DuckDB Ecosystem: November 2025

2025/11/12 - 9 min read

BY

Hey, friend 👋

I hope you're doing well. I'm Simon, and I am excited to share another monthly newsletter with highlights and the latest updates about DuckDB, delivered straight to your inbox.

In this November issue, I compiled eight updates and news highlights (the usual 10 links) from DuckDB's ecosystem. This month, we've got updates including block-based caching for remote files, DuckLake's simplified lakehouse architecture, and powerful new extensions for DNS lookups and ML inference. In addition to a comprehensive analysis of the extension ecosystem, there is a fascinating experiment that stores an entire movie as relational data.
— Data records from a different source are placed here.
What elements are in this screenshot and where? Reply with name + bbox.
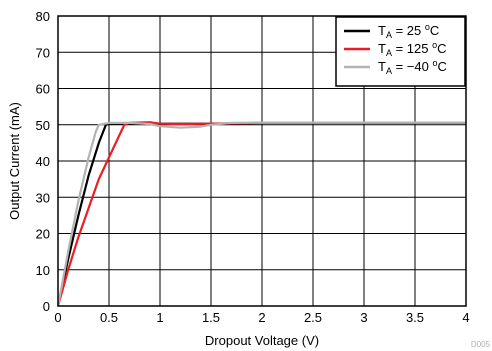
y-axis-label: Output Current (mA) — [7, 102, 22, 220]
y-tick-label: 20 — [36, 227, 50, 242]
y-tick-label: 0 — [43, 299, 50, 314]
legend-box — [335, 16, 466, 87]
x-axis-label: Dropout Voltage (V) — [205, 333, 319, 348]
legend-label: TA = 25 oC — [378, 22, 439, 40]
x-tick-label: 3.5 — [406, 310, 424, 325]
x-tick-label: 2.5 — [304, 310, 322, 325]
x-tick-label: 3 — [360, 310, 367, 325]
y-tick-labels: 0 10 20 30 40 50 60 70 80 — [36, 9, 50, 314]
x-tick-labels: 0 0.5 1 1.5 2 2.5 3 3.5 4 — [54, 310, 469, 325]
x-tick-label: 0.5 — [100, 310, 118, 325]
x-tick-label: 2 — [258, 310, 265, 325]
x-tick-label: 0 — [54, 310, 61, 325]
watermark: D005 — [471, 340, 491, 349]
x-tick-label: 1 — [156, 310, 163, 325]
series-line — [56, 121, 466, 307]
y-tick-label: 50 — [36, 118, 50, 133]
legend-label: TA = 125 oC — [378, 40, 447, 58]
y-tick-label: 40 — [36, 154, 50, 169]
y-tick-label: 80 — [36, 9, 50, 24]
y-tick-label: 60 — [36, 82, 50, 97]
plot-frame — [57, 15, 467, 307]
y-tick-label: 30 — [36, 190, 50, 205]
series-lines — [56, 121, 466, 307]
x-tick-label: 4 — [462, 310, 469, 325]
legend-label: TA = −40 oC — [378, 58, 447, 76]
y-tick-label: 10 — [36, 263, 50, 278]
x-tick-label: 1.5 — [202, 310, 220, 325]
y-tick-label: 70 — [36, 45, 50, 60]
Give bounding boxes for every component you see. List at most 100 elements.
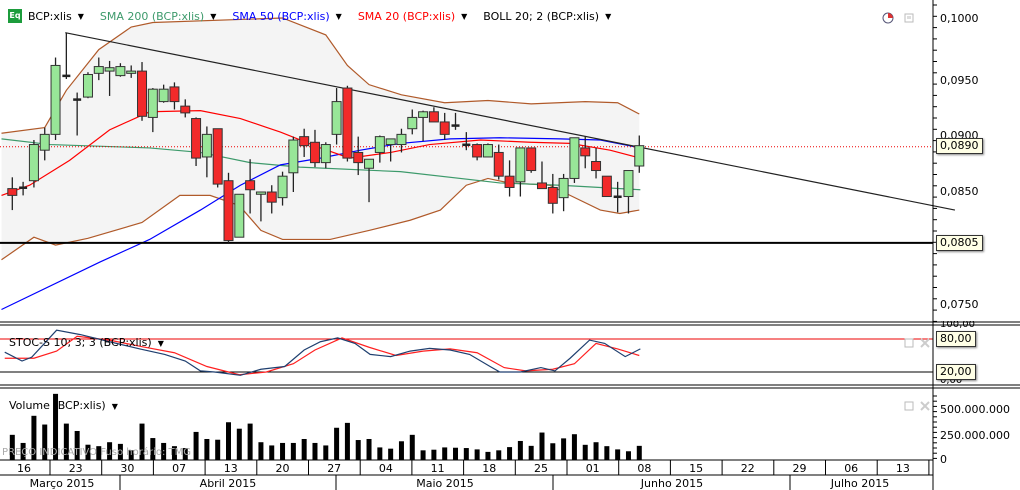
day-label: 16 xyxy=(17,462,31,475)
volume-bar xyxy=(636,445,642,460)
stoch-d-line xyxy=(4,335,640,376)
day-label: 30 xyxy=(120,462,135,475)
volume-axis-label: 500.000.000 xyxy=(940,403,1010,416)
day-label: 13 xyxy=(223,462,238,475)
dropdown-arrow-icon[interactable]: ▼ xyxy=(335,11,342,21)
stoch-axis-bottom: 0,00 xyxy=(940,380,962,385)
month-label: Março 2015 xyxy=(29,477,95,490)
dropdown-arrow-icon[interactable]: ▼ xyxy=(605,11,612,21)
maximize-icon[interactable] xyxy=(904,338,914,348)
volume-bar xyxy=(74,430,80,460)
candle-up xyxy=(374,136,385,153)
volume-panel[interactable] xyxy=(9,393,642,460)
candle-up xyxy=(418,111,429,118)
price-label: 0,1000 xyxy=(940,12,979,25)
volume-title[interactable]: Volume (BCP:xlis) ▼ xyxy=(9,399,118,412)
day-label: 25 xyxy=(534,462,548,475)
boll-label: BOLL 20; 2 (BCP:xlis) xyxy=(483,9,600,23)
month-label: Julho 2015 xyxy=(830,477,890,490)
candle-up xyxy=(331,101,342,135)
close-icon[interactable] xyxy=(920,338,930,348)
volume-bar xyxy=(398,441,404,460)
candle-up xyxy=(407,116,418,130)
sma20-label: SMA 20 (BCP:xlis) xyxy=(357,9,456,23)
volume-bar xyxy=(442,447,448,460)
stoch-high-tag: 80,00 xyxy=(936,331,976,347)
volume-bar xyxy=(409,434,415,460)
day-label: 07 xyxy=(172,462,187,475)
day-label: 01 xyxy=(585,462,600,475)
price-label: 0,0950 xyxy=(940,74,979,87)
volume-bar xyxy=(571,434,577,460)
volume-bar xyxy=(42,424,48,460)
volume-bar xyxy=(517,440,523,460)
candle-down xyxy=(353,151,364,164)
candle-up xyxy=(82,73,93,98)
legend-sma200[interactable]: SMA 200 (BCP:xlis) ▼ xyxy=(100,10,216,23)
volume-bar xyxy=(496,450,502,460)
maximize-icon[interactable] xyxy=(904,13,914,23)
price-label: 0,0850 xyxy=(940,185,979,198)
volume-bar xyxy=(31,415,37,460)
axis-ticks xyxy=(933,4,937,459)
stochastic-panel[interactable] xyxy=(0,329,933,376)
volume-bar xyxy=(334,427,340,460)
candle-up xyxy=(515,147,526,183)
day-label: 20 xyxy=(275,462,290,475)
volume-bar xyxy=(463,448,469,460)
volume-bar xyxy=(561,438,567,460)
candle-down xyxy=(580,147,591,157)
candle-down xyxy=(493,151,504,177)
day-label: 29 xyxy=(792,462,807,475)
volume-bar xyxy=(193,431,199,460)
candle-down xyxy=(309,141,320,164)
stoch-label: STOC-S 10; 3; 3 (BCP:xlis) xyxy=(9,336,152,349)
legend-boll[interactable]: BOLL 20; 2 (BCP:xlis) ▼ xyxy=(483,10,611,23)
candle-up xyxy=(50,64,61,135)
eq-logo-icon: Eq xyxy=(8,9,22,23)
legend-sma50[interactable]: SMA 50 (BCP:xlis) ▼ xyxy=(232,10,341,23)
dropdown-arrow-icon[interactable]: ▼ xyxy=(111,402,118,411)
volume-bar xyxy=(236,428,242,460)
candle-down xyxy=(439,121,450,135)
candle-down xyxy=(504,175,515,188)
clock-icon[interactable] xyxy=(882,12,894,24)
volume-axis-label: 0 xyxy=(940,453,947,466)
volume-bar xyxy=(117,443,123,460)
close-icon[interactable] xyxy=(920,401,930,411)
candle-up xyxy=(482,144,493,158)
candles xyxy=(7,32,645,243)
volume-bar xyxy=(485,451,491,460)
stoch-title[interactable]: STOC-S 10; 3; 3 (BCP:xlis) ▼ xyxy=(9,336,164,349)
dropdown-arrow-icon[interactable]: ▼ xyxy=(210,11,217,21)
volume-bar xyxy=(290,442,296,460)
stoch-axis-top: 100,00 xyxy=(940,321,975,328)
dropdown-arrow-icon[interactable]: ▼ xyxy=(157,339,164,348)
dropdown-arrow-icon[interactable]: ▼ xyxy=(77,11,84,21)
candle-down xyxy=(169,86,180,103)
candle-doji xyxy=(62,74,71,78)
volume-bar xyxy=(280,442,286,460)
volume-bar xyxy=(63,423,69,460)
dropdown-arrow-icon[interactable]: ▼ xyxy=(461,11,468,21)
legend-sma20[interactable]: SMA 20 (BCP:xlis) ▼ xyxy=(358,10,467,23)
sma50-label: SMA 50 (BCP:xlis) xyxy=(232,9,330,23)
volume-bar xyxy=(312,442,318,460)
candle-up xyxy=(93,66,104,74)
candle-up xyxy=(558,177,569,199)
volume-bar xyxy=(615,449,621,460)
sma50-line xyxy=(1,137,641,311)
maximize-icon[interactable] xyxy=(904,401,914,411)
candle-down xyxy=(180,105,191,114)
stoch-low-tag: 20,00 xyxy=(936,364,976,380)
volume-bar xyxy=(215,439,221,460)
candle-up xyxy=(288,139,299,174)
sma200-line xyxy=(1,138,641,191)
day-label: 11 xyxy=(430,462,445,475)
volume-bar xyxy=(128,450,134,460)
legend-symbol[interactable]: Eq BCP:xlis ▼ xyxy=(8,9,84,23)
legend-bar: Eq BCP:xlis ▼ SMA 200 (BCP:xlis) ▼ SMA 50 … xyxy=(8,9,627,23)
candle-up xyxy=(158,88,169,103)
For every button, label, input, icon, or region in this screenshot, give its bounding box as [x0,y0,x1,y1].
If you have feedback, news, or any insights, they are always welcome. 👉🏻 duckdbnews@motherduck.com.

Post asset
Post asset

Andreas Kretz

Andreas Kretz is a data engineering educator and the founder of Learn Data Engineering Academy. Before transitioning to education, he spent over 10 years at Bosch as a Data Engineering and Data Labs Team Lead. He's the creator of The Data Engineering Cookbook, an open-source GitHub resource that has become a widely used reference for data platform architecture fundamentals.

Andreas just released DuckDB for Data Engineers: From Local to Cloud with MotherDuck, a hands-on course teaching hybrid data workflows using DuckDB locally and MotherDuck in the cloud. The course covers everything from local setup to building production analytics with Duck Lake's lakehouse format.

Thanks, Andreas, for making data engineering education accessible and for bringing DuckDB and MotherDuck to your community!

You can find more of Andreas's work at andreaskretz.com.

Post asset

DuckDB QuackStore Extension

TL;DR: The QuackStore DuckDB extension introduces block-based caching for remote files, enhancing performance for recurring data queries by localizing frequently accessed data.

The extension implements persistent, block-based caching (1MB blocks) with LRU eviction, meaning only actively used file segments are stored, making it highly efficient for large remote files. This approach supports automatic corruption detection, re-fetching corrupt blocks as needed. Setup involves installing the extension followed by SET GLOBAL quackstore_cache_path = '/path/to/cache.bin'; and SET GLOBAL quackstore_cache_enabled = true;.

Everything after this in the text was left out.